Monday, November 1, 2010

Do You See What I See?

"I'd prefer to be in a more structured room." was a recent substitute teacher's note after being in my classroom.  In the past I would have been insulted by this, but now it doesn't bother.  I understand why she said that.  STRUCTURE.  This word is one of the most misused / misunderstood term in education. 

This photograph may be reminiscent to some, like my parents or grandparents.  Their classrooms, as they told me, were very similar to this.  They sat in their seats.  Neat little rows.  All eyes dutifully on the board  teacher standing at the front of the classroom pointing to where the students should be following along. Pencils poised in fingers.
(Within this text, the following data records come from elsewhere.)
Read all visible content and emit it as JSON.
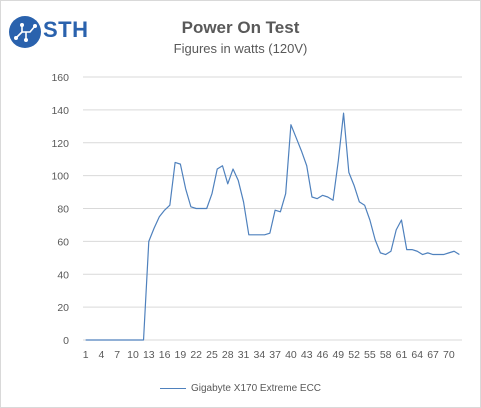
{
  "branding": {
    "logo_text": "STH",
    "logo_icon": "sth-circuit-logo-icon"
  },
  "colors": {
    "series": "#4f81bd",
    "grid": "#d9d9d9",
    "text": "#595959",
    "brand": "#2a62ad"
  },
  "chart_data": {
    "type": "line",
    "title": "Power On Test",
    "subtitle": "Figures in watts (120V)",
    "xlabel": "",
    "ylabel": "",
    "ylim": [
      0,
      160
    ],
    "yticks": [
      0,
      20,
      40,
      60,
      80,
      100,
      120,
      140,
      160
    ],
    "xtick_labels": [
      "1",
      "4",
      "7",
      "10",
      "13",
      "16",
      "19",
      "22",
      "25",
      "28",
      "31",
      "34",
      "37",
      "40",
      "43",
      "46",
      "49",
      "52",
      "55",
      "58",
      "61",
      "64",
      "67",
      "70"
    ],
    "grid": true,
    "legend_position": "bottom",
    "x": [
      1,
      2,
      3,
      4,
      5,
      6,
      7,
      8,
      9,
      10,
      11,
      12,
      13,
      14,
      15,
      16,
      17,
      18,
      19,
      20,
      21,
      22,
      23,
      24,
      25,
      26,
      27,
      28,
      29,
      30,
      31,
      32,
      33,
      34,
      35,
      36,
      37,
      38,
      39,
      40,
      41,
      42,
      43,
      44,
      45,
      46,
      47,
      48,
      49,
      50,
      51,
      52,
      53,
      54,
      55,
      56,
      57,
      58,
      59,
      60,
      61,
      62,
      63,
      64,
      65,
      66,
      67,
      68,
      69,
      70,
      71,
      72
    ],
    "series": [
      {
        "name": "Gigabyte  X170 Extreme ECC",
        "values": [
          0,
          0,
          0,
          0,
          0,
          0,
          0,
          0,
          0,
          0,
          0,
          0,
          60,
          68,
          75,
          79,
          82,
          108,
          107,
          92,
          81,
          80,
          80,
          80,
          89,
          104,
          106,
          95,
          104,
          97,
          84,
          64,
          64,
          64,
          64,
          65,
          79,
          78,
          89,
          131,
          123,
          115,
          106,
          87,
          86,
          88,
          87,
          85,
          109,
          138,
          102,
          94,
          84,
          82,
          73,
          61,
          53,
          52,
          54,
          67,
          73,
          55,
          55,
          54,
          52,
          53,
          52,
          52,
          52,
          53,
          54,
          52
        ]
      }
    ]
  }
}
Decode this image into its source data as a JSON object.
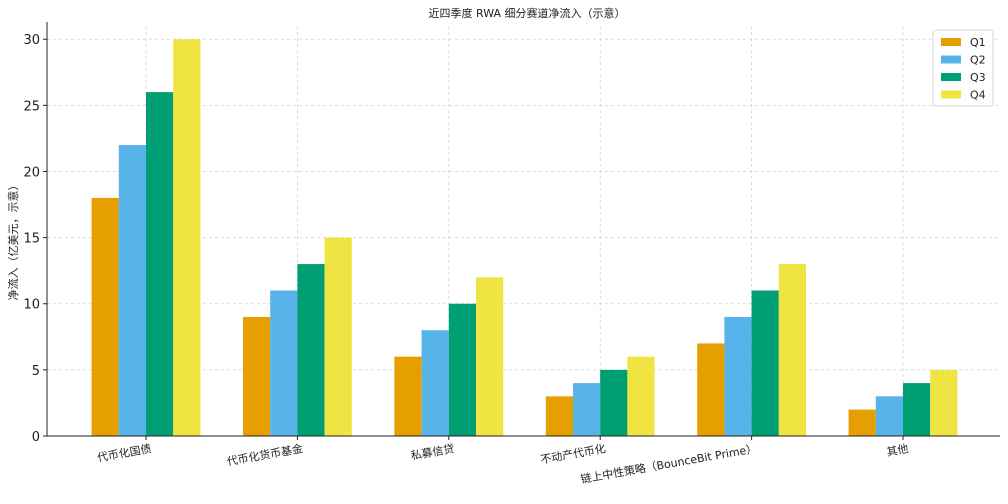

Silence.  Is this the image that is conjured up when some think or utter structure?

Then there are these photographs.  Children recording observations in notebooks.  Children playing games together while learning measurement concepts.  Children using materials to simulate historical experiences.  Children working at tables, on the floor, outside.  Children.  Wait!  Where is their teacher?  How are they able to stay on task?  Why are they engaged in their tasks?  Is this the image that is conjured up when some think or utter structure?

Then what's really the problem with the word structure?  Let's take a moment & look at what the word structure actually means.  Whenever I hear or think of the word, I imagine a building.  A very tall building that would collapse if it weren't for the foundation it's built upon.  When Googling the word, you'll see it be defined as intangible notions, nature, stability of patterns, relationships of entities, an essential foundation, what a system is made of.  Using these definitions, are either classrooms structured?

The 1950's classroom is structured.  It is evident that the children are aware of the classroom expectations: silently attending to the teacher at the board.  They know the routine when she stands at the board & points to words.  They know they are required to attend.  That 1950's image is based upon adults controlling children.  Bending them to their will.  And although it's not shown here, I know from my family stories that if they did not comply, or follow teacher orders, they would get paddled - at school.  This foundation of the 1950's classrooms was fear. Now let's think about that building again.  Would the learning atmosphere collapse without the children's awareness of what is expected of them?

The 2000's classroom is structured.  These children are aware of the classroom expectations.  They know how to use the materials provided for their learning experiences.  They know how to speak to each other when they need clarification or want to share something.  They know boundaries and how to share space with others. Children are controlling their learning.  Silent it is not.  The adults are off to the side encouraging and enriching.  The foundation of the 2000's classrooms is routines that provide engaging autonomy.  Would the learning collapse without well-established routines and carefully taught expectations?  Without these things, bedlam would occur.  Blocks would get thrown, children would wander onto the swings while learning outside.  

Was the substitute correct in saying that my classroom was not structured?  If her image of structure is stuck in the 50's, then yes.   If she is basing her notion of structure on the 2000's then I suggest she peek again to see what I see.